I love words. They hold such power, such rich descriptiveness in their grasp. My husband half-jokingly calls me a “wordsmith,” a surprisingly poetic description from such a prosaic man. As a child, I was the kid lugging a huge bag of adult books to the library checkout. The librarians routinely made little jokes about how I would be busy for a while. I finally stopped trying to reply and just smiled and shrugged because they wouldn’t believe how fast I could read.
I’m still that way as an adult. Give me a gripping new book and I’m constantly lured by it until it’s finished. Of course, chores and kids rather get in the way, but I’m still a fast reader.
I’m a fast writer too. My brain whirrs along faster than I can write, and I can bang out a blog post in no time. I’ve always struggled with handwriting because I can’t write as fast as my brain processes. My mom had me take typing lessons as a teen and it made a huge difference in how I write.

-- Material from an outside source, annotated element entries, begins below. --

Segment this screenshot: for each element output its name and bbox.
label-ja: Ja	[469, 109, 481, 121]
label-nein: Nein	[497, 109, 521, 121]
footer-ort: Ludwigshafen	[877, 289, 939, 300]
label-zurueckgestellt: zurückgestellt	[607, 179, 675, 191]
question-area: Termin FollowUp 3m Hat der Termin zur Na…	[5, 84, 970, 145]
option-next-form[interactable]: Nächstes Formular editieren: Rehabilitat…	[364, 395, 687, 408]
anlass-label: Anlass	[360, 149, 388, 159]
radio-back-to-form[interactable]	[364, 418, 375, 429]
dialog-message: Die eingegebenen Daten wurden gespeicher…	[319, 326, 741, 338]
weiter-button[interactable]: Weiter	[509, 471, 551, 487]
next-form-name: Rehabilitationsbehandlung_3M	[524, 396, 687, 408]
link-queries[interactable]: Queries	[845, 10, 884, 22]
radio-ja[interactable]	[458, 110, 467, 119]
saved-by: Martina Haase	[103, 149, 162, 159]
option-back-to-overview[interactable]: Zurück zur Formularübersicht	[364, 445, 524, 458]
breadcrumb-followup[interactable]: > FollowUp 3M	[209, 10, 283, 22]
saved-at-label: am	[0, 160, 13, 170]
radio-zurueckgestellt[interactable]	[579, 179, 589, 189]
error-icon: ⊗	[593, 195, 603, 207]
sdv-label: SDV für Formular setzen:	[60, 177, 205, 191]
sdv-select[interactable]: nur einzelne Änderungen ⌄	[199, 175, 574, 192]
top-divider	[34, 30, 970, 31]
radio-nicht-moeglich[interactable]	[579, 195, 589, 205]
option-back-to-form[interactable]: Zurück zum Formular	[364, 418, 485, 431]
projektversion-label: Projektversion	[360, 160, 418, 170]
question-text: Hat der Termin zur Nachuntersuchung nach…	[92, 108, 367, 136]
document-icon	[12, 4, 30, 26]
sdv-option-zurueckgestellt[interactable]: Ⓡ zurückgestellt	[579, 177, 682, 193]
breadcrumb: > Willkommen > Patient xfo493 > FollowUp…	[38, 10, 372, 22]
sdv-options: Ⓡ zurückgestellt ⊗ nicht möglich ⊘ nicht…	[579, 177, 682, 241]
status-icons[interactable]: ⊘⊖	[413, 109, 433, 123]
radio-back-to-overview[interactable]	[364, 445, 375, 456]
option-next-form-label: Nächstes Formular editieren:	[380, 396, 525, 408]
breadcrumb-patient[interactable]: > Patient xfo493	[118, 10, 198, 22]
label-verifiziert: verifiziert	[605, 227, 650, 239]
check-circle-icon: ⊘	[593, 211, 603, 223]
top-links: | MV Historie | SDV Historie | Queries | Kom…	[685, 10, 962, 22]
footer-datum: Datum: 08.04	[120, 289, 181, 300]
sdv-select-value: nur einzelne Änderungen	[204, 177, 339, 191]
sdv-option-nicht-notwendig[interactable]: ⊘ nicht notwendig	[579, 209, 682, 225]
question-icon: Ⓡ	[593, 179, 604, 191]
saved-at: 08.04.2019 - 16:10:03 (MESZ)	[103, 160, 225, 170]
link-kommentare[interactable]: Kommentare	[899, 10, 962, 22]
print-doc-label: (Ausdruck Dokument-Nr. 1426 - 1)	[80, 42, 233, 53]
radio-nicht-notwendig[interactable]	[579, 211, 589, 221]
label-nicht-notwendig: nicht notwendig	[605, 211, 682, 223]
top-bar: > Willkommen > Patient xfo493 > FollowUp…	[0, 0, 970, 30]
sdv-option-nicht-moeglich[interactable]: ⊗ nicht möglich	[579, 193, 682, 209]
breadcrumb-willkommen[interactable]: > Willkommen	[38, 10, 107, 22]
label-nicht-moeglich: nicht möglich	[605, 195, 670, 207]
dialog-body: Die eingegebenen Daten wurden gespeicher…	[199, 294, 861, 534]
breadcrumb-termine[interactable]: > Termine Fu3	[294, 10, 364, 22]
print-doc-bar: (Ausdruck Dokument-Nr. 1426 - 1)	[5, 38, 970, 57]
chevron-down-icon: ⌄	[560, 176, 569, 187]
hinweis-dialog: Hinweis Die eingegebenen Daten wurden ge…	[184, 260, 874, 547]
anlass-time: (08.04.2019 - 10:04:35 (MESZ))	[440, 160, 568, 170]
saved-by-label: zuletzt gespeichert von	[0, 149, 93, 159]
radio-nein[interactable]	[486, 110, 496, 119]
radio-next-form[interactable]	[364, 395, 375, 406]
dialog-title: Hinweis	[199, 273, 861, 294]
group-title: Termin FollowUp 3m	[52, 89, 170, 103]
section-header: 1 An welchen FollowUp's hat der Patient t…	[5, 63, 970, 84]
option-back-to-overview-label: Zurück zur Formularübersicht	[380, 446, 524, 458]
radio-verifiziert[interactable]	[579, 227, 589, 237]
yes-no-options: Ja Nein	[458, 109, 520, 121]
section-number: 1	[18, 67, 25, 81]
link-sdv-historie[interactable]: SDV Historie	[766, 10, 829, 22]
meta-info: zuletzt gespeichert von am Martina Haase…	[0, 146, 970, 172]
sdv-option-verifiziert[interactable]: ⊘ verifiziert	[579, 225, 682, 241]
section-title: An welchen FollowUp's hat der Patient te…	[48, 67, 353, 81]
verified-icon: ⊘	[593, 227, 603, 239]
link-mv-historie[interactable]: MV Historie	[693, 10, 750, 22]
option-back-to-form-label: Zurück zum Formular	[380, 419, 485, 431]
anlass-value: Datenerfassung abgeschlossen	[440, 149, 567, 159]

I used to think that everyone could write easily. It wasn’t until I went to college that I realized that I’m not normal. That I’m some freak of nature who lives and breathes words. I was the weirdo in my History of Journalism class who cheerfully dove into the massive research paper requirement that was the bane of the entire major. That paper ended up presented at a symposium and published, so I guess my summer of breathing old newspapers and scouring online archives paid off.
I’m not writing this just to brag about my abilities, because truthfully, I didn’t do anything to earn them. It’s something I was born with. No, I’m writing about it because my son is not like me.
Words don’t come easily to him. Not yet, at least. He’s highly verbal and has a massive vocabulary, but he can’t read. He hates writing. And he’s gifted.
Wait, he’s gifted? Then why isn’t he reading? Aren’t all gifted kids early readers? Shouldn’t he be reading Harry Potter by the age of 2? Then he must not be gifted. Right?
Wrong. He’s gifted. No doubt about that.
I’m not sure if it’s a disability holding him back like dyslexia, or if he’s just not drawn to reading. Either way, it’s not fun for him. It’s a boring chore. I’m pretty sure that when he decides he needs reading for something that he really wants (like Minecraft or coding) that he’ll flip that desire switch and boom! Reading.
It makes me a little sad. I want to share what I love with him. I want him to taste the satisfying crunch of a word, or the rich nuance of a sentence. I want him to know the joy of effortlessly putting your thoughts down on paper. I want him to lose himself in the millions of imaginary worlds hidden between the covers of a book. I want that for him, even knowing that it might not be what he wants.
For now, I read to him. I recite poetry to him, and he sits enthralled as I recite Donne’s sonorous stanzas: “Death be not proud, though some have called thee mighty and dreadful, for thou are not so…”. I tell him “full fathom five thy father lies, of his bones are coral made…” and have to stop to define what fathom means, and discuss coral types. When he’s older, I’ll share some of my writing with him, those broken, raw words that came when we lost his older sibling in a miscarriage.
He loves words too, just in a different way. He wants to know “everything about everything” and words are a way to categorize and explain. He’ll read when he’s ready, because he’s stubborn like that. That’s ok. After all, this is the child who wouldn’t take my word for it when I told him the pan was too hot to touch – he had to test it, just to be sure.
So if your child is like mine, don’t let them fool you. Not all gifted kids are early readers. Not all kids will love to read. That’s ok. This touches back to the gifted = achievement fallacy that makes us all feel like imposters. Gifted is how you think, not how you read.
(note: many gifted children read early. I’m not minimizing that fact at all, just pointing out that not all gifted kids read early. If you’re dealing with a twice exceptional child like mine, then the reading/not reading dilemma takes on an added urgency: what if it’s a learning disability?)